Amid fears over possible anti-dumping tariffs on Chinese solar energy products, European buyers are expected to transfer their orders from Chinese firms to suppliers in other countries such as Taiwan, the TrendForce report said.

Taiwanese firms may receive more orders in the fourth quarter of this year and in the first quarter of next year, which would boost their capacity utilization rates, the report said.

However, the market outlook for the second quarter of 2013 and beyond will depend on global demand, the EU's initial decision and the Chinese firms' business strategies, it added.

The EU said it is scheduled to complete the investigation and issue a preliminary ruling on the anti-dumping case in nine months. The EU is expected to announce a final decision on the case within six months of the initial ruling.

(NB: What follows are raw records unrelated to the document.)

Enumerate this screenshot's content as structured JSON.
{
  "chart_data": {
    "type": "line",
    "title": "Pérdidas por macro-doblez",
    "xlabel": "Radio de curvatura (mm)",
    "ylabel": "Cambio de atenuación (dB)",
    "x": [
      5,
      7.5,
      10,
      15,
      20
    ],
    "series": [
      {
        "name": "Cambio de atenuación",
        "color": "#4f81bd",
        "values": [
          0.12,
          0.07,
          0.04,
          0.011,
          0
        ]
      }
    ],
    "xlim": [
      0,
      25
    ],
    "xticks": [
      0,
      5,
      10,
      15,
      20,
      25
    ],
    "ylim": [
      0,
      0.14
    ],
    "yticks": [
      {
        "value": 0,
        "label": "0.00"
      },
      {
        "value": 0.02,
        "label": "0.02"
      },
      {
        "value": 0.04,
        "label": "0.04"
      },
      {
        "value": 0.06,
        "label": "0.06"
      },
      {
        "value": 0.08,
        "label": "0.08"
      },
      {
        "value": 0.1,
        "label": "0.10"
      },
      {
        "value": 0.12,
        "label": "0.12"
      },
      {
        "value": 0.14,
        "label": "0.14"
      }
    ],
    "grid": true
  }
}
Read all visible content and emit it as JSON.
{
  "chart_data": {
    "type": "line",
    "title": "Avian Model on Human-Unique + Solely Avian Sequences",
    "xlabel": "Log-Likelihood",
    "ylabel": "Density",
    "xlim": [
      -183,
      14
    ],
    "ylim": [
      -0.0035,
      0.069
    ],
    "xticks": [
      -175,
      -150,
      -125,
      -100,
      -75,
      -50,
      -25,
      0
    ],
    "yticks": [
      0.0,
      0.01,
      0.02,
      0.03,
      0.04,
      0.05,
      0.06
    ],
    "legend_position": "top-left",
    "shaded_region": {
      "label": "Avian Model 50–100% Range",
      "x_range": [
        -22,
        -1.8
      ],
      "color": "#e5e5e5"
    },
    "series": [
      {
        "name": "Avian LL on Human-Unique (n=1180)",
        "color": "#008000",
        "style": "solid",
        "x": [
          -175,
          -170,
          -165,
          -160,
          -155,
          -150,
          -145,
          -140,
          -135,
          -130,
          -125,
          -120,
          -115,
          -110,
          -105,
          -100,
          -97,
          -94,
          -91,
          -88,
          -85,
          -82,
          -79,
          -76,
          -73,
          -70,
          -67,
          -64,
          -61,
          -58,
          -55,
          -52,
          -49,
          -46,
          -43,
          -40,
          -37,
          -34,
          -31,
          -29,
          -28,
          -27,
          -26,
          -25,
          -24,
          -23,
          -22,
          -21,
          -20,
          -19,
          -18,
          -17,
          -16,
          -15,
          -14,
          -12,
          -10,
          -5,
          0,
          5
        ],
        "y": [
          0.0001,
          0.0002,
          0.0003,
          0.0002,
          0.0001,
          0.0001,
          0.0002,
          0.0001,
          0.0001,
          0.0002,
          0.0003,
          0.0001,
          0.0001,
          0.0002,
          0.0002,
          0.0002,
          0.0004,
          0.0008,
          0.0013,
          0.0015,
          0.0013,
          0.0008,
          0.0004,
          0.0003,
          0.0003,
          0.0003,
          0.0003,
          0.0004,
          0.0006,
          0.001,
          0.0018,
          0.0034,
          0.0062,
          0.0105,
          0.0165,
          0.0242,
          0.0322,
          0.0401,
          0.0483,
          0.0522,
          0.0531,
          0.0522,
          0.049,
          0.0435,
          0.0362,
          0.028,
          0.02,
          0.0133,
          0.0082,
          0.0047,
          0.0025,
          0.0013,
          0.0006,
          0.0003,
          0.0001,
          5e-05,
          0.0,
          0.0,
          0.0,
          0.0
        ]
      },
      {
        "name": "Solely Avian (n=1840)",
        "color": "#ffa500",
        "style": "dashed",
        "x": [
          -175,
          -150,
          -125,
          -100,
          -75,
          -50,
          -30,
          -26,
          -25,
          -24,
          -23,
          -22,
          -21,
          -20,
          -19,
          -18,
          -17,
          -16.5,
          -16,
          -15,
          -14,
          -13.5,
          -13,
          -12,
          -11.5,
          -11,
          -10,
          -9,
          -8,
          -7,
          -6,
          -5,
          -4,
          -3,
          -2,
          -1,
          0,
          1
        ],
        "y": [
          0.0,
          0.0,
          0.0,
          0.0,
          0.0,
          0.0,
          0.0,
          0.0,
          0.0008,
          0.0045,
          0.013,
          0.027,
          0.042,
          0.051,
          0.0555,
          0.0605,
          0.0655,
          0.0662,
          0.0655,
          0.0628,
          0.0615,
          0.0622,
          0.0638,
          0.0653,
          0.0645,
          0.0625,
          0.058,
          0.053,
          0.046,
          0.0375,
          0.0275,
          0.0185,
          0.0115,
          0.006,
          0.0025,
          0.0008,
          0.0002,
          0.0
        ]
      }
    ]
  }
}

Based on the EU’s schedule, the ongoing probe may be completed in three to six months, the TrendForce report said, citing market sources.

In reaction to the EU's move, some Chinese importers have come up with measures such as lowering costs and planning to set up production bases in other countries, according to the report.

The Chinese firms are considering Southeast Asia, Eastern Europe and the Americas as possible destinations for investment relocation, but Taiwan is not on their list of preferences, TrendForce said.

In May, the U.S. Commerce Department imposed temporary anti-dumping tariffs of between 31 percent and 250 percent on Chinese solar cell imports in an initial ruling, after an investigation. The final ruling is expected in two months.